The South African National Editors’ Forum (Sanef) has issued a strong condemnation of comments made by KwaZulu-Natal provincial police commissioner Lieutenant-General Nhlanhla Mkhwanazi, describing his remarks as an “attack” on press freedom and the constitutionally protected right to a free media.
Mkhwanazi made the comments on Tuesday night (7 October) during a sitting of a parliamentary ad hoc committee investigating his whistleblowing allegations. In a departure from his witness statement, he called on both the committee and the Joint Standing Committee on Intelligence to direct state security agencies to carry out a counterintelligence investigation into the South African media.
On Wednesday, during the second day of the ad hoc committee meeting, he repeated and intensified his stance, calling for the imprisonment of journalists and “heavy penalties” for those who make reporting errors. “They must sit in Pollsmoor for a while,” he said, referring to the high-security prison near Cape Town.
Sanef, in a statement, remarked that this echoed tactics used during apartheid to suppress the truth and silence journalists. “This is a chilling attack on the constitutional rights to a free press,” the organisation said, urging national police commissioner Fannie Masemola and police minister Firoz Cachalia to publicly reject the comments as “an unwarranted and unsubstantiated overreach of his powers”.
Background to the controversy
Mkhwanazi’s comments come amid media reports on alleged misconduct within the police, particularly concerning findings from the Inspector-General of Intelligence (IGI). The IGI report reportedly recommends criminal and disciplinary action against Masemola for authorising the purchase of properties valued at a collective R120 million by the Crime Intelligence unit.
It also recommends charges against suspended crime intelligence head Major-General Dumisani Khumalo and suspended chief financial officer Major-General Philani Lushaba for alleged gross financial misconduct.
During his testimony, Mkhwanazi named journalists from Sunday Times, City Press and News24 as targets for investigation, claiming that the IGI report cited by News24 was classified. He insisted that the secrecy of Crime Intelligence operations was “sacrosanct” and questioned whether the unit should be scrutinised in open parliamentary sessions. Even if corruption was alleged, he argued, such matters should be handled “in secret” to avoid “destabilising the country.”
Press freedom under threat
Sanef’s statement countered that the media’s right to protect sources has been upheld by South African courts, including in Bosasa vs Basson (2012) and SABC vs Avusa (2010).

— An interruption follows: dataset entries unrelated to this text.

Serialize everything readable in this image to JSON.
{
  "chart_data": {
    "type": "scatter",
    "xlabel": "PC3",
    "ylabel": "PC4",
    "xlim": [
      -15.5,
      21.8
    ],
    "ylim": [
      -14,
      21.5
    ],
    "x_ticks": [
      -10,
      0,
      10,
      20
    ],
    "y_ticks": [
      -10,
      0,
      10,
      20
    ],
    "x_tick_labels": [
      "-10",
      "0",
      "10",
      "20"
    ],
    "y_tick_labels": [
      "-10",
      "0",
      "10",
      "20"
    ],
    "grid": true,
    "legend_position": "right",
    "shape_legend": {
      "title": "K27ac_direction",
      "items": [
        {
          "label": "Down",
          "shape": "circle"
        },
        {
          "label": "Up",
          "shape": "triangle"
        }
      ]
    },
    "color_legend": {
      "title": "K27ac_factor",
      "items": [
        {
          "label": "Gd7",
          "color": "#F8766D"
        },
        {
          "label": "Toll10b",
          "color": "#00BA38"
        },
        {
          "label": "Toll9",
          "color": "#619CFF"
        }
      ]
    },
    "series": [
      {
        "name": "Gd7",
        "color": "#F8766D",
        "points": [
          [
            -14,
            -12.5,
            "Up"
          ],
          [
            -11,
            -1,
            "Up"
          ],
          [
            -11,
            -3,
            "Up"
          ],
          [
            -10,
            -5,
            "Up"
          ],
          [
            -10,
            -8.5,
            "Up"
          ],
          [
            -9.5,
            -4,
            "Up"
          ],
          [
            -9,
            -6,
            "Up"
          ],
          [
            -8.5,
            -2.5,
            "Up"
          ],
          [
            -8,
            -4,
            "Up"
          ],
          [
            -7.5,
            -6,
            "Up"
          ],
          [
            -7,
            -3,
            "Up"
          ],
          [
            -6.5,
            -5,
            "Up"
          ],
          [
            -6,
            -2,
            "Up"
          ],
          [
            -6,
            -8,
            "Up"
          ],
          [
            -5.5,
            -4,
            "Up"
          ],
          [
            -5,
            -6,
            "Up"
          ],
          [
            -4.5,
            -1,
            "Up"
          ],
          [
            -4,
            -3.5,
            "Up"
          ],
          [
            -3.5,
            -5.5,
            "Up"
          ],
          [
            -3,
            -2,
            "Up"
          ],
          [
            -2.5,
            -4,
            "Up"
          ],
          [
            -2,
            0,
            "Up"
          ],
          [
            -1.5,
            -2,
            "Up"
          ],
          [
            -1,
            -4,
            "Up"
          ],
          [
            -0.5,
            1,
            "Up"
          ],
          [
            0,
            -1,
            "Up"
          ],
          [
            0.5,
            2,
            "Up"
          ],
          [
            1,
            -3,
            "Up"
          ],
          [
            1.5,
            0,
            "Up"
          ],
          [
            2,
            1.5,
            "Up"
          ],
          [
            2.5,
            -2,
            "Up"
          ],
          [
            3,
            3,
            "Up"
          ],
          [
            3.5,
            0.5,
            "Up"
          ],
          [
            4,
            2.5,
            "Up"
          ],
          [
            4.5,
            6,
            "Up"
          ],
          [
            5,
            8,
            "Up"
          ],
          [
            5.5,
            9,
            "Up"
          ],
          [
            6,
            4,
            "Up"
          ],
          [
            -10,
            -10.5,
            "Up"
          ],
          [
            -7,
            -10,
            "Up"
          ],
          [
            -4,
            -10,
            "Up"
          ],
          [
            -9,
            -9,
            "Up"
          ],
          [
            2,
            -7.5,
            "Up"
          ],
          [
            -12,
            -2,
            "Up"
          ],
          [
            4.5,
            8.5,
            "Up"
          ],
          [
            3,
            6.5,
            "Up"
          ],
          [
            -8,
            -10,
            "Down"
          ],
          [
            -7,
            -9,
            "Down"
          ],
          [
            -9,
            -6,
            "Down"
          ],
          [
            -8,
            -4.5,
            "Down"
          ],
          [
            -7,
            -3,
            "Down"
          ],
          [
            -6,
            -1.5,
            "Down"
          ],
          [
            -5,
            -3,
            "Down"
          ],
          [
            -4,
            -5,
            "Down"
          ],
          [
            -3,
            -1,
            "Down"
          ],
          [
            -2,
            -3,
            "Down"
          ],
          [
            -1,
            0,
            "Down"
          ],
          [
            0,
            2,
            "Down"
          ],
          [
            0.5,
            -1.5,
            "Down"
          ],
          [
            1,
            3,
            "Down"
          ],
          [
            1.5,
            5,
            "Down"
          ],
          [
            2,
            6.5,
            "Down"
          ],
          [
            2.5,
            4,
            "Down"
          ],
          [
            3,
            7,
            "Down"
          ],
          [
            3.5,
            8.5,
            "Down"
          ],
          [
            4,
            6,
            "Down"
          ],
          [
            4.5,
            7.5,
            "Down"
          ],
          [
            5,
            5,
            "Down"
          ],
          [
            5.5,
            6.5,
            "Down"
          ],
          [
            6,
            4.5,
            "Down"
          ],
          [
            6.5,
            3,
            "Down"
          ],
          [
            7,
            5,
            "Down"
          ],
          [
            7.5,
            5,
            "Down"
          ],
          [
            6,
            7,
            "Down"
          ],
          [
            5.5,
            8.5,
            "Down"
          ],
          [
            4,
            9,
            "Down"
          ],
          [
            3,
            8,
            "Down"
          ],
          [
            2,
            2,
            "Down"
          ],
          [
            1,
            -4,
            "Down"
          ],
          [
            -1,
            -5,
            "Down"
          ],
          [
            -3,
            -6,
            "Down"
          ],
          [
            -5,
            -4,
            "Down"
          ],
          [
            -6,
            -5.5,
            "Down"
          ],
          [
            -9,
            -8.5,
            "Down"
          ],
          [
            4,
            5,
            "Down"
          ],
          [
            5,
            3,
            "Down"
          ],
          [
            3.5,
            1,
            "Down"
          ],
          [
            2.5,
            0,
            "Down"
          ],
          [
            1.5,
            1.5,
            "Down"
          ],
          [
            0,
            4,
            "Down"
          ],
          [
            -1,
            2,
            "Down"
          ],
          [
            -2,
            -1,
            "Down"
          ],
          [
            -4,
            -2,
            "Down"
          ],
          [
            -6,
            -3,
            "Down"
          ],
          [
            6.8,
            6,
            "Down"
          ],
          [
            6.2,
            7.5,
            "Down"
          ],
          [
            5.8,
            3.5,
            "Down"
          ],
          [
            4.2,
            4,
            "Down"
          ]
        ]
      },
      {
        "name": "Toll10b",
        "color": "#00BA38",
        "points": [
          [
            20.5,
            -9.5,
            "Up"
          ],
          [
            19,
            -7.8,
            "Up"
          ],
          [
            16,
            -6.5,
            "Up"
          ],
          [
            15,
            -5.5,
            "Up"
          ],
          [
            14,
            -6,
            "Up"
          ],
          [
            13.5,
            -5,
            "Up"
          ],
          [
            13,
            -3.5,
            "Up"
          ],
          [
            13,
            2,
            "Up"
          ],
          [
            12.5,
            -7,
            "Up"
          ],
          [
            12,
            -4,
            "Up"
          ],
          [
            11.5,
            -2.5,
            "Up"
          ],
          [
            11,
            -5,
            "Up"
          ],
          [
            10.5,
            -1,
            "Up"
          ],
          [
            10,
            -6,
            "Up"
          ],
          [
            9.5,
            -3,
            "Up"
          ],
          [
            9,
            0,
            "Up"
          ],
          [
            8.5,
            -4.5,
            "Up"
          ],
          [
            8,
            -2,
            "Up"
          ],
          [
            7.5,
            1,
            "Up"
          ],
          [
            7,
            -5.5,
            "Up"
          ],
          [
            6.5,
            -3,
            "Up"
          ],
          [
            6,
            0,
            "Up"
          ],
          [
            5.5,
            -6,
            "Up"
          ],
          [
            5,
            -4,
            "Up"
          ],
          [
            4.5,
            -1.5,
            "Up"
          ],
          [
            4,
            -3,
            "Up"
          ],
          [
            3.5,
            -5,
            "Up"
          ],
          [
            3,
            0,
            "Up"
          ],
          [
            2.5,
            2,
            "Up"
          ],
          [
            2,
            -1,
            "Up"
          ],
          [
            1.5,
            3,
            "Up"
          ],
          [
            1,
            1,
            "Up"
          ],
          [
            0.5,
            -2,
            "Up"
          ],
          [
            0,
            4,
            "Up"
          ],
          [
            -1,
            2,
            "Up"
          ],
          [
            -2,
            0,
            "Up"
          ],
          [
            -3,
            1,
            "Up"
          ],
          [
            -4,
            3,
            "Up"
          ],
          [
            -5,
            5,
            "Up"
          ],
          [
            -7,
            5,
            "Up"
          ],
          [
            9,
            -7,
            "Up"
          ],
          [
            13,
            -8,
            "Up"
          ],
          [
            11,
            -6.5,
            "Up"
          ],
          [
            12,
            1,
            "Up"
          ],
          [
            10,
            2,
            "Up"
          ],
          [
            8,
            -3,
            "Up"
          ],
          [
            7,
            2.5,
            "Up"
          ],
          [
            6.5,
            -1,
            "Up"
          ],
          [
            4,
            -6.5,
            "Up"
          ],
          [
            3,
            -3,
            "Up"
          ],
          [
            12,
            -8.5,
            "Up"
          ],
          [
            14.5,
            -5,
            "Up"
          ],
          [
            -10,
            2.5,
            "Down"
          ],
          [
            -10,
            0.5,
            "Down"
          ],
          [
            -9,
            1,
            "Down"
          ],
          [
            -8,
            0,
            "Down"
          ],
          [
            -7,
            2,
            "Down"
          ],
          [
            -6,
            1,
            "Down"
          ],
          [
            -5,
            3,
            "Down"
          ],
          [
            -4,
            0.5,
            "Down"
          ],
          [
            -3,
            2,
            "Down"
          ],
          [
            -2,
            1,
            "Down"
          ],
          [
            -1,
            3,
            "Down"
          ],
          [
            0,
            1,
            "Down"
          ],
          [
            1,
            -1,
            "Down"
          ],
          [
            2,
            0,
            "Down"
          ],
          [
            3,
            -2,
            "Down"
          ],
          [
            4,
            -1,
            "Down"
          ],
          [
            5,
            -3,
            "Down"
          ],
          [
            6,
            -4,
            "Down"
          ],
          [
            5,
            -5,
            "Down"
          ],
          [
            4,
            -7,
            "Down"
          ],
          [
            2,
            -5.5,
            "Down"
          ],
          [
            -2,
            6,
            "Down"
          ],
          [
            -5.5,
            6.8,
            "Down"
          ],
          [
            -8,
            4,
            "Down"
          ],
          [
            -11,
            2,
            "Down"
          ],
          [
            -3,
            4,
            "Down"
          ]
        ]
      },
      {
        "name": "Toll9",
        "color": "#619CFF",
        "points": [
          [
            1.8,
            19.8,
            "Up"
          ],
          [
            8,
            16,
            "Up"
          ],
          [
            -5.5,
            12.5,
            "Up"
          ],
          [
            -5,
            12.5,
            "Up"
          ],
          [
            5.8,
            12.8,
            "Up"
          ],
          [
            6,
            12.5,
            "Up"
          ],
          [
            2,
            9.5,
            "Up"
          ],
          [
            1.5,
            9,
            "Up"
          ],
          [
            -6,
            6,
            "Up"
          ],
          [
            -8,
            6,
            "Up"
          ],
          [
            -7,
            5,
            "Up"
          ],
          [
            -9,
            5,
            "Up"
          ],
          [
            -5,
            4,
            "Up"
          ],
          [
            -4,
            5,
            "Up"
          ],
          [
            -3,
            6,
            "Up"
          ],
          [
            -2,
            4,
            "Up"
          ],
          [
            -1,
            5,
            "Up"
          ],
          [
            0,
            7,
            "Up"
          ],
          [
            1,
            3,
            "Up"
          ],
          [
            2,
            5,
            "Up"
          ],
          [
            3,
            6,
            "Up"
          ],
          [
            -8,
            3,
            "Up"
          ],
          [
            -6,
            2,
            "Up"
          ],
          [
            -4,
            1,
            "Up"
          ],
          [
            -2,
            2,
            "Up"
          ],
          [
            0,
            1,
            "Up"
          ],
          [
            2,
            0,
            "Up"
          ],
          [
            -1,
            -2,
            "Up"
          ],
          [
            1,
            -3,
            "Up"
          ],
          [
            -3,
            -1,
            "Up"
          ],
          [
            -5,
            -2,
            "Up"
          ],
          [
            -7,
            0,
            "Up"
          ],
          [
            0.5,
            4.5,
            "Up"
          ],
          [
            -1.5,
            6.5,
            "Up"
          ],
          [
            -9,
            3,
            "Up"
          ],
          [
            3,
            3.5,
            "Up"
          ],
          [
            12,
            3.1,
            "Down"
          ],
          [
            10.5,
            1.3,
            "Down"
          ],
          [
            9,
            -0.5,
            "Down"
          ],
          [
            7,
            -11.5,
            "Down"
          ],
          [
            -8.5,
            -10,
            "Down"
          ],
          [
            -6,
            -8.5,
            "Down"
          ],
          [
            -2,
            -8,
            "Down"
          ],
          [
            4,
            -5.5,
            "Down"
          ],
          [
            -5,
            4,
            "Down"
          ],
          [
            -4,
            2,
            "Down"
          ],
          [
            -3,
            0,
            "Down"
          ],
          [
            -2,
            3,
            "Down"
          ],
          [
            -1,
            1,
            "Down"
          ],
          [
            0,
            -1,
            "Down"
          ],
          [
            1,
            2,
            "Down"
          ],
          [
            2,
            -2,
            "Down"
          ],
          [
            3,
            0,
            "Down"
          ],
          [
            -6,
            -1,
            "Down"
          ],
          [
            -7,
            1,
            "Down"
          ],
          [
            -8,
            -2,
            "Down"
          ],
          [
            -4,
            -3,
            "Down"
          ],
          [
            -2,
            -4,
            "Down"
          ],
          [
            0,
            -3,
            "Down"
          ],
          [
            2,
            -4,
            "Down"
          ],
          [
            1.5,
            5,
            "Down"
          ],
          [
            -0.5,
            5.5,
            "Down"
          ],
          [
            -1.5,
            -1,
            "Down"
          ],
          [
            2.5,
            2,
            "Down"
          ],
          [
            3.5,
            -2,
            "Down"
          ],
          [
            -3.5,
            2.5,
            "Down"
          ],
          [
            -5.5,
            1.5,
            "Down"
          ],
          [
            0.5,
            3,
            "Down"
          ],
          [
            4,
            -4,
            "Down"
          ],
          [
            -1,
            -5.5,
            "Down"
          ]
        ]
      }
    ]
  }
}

The organisation said any attempt to investigate or intimidate journalists and their sources amounted to “tactics designed to shield the corrupt and obstruct legitimate public-interest journalism.”
Sanef called on Cachalia and Masemola to take an unequivocal stand against any effort to undermine press freedom, target whistleblowers or conceal corruption from the public.
“Failure to do so,” Sanef warned, “will mark the destruction of any semblance of democratic process in South Africa and move us closer to a state where unchecked power cannot be questioned.”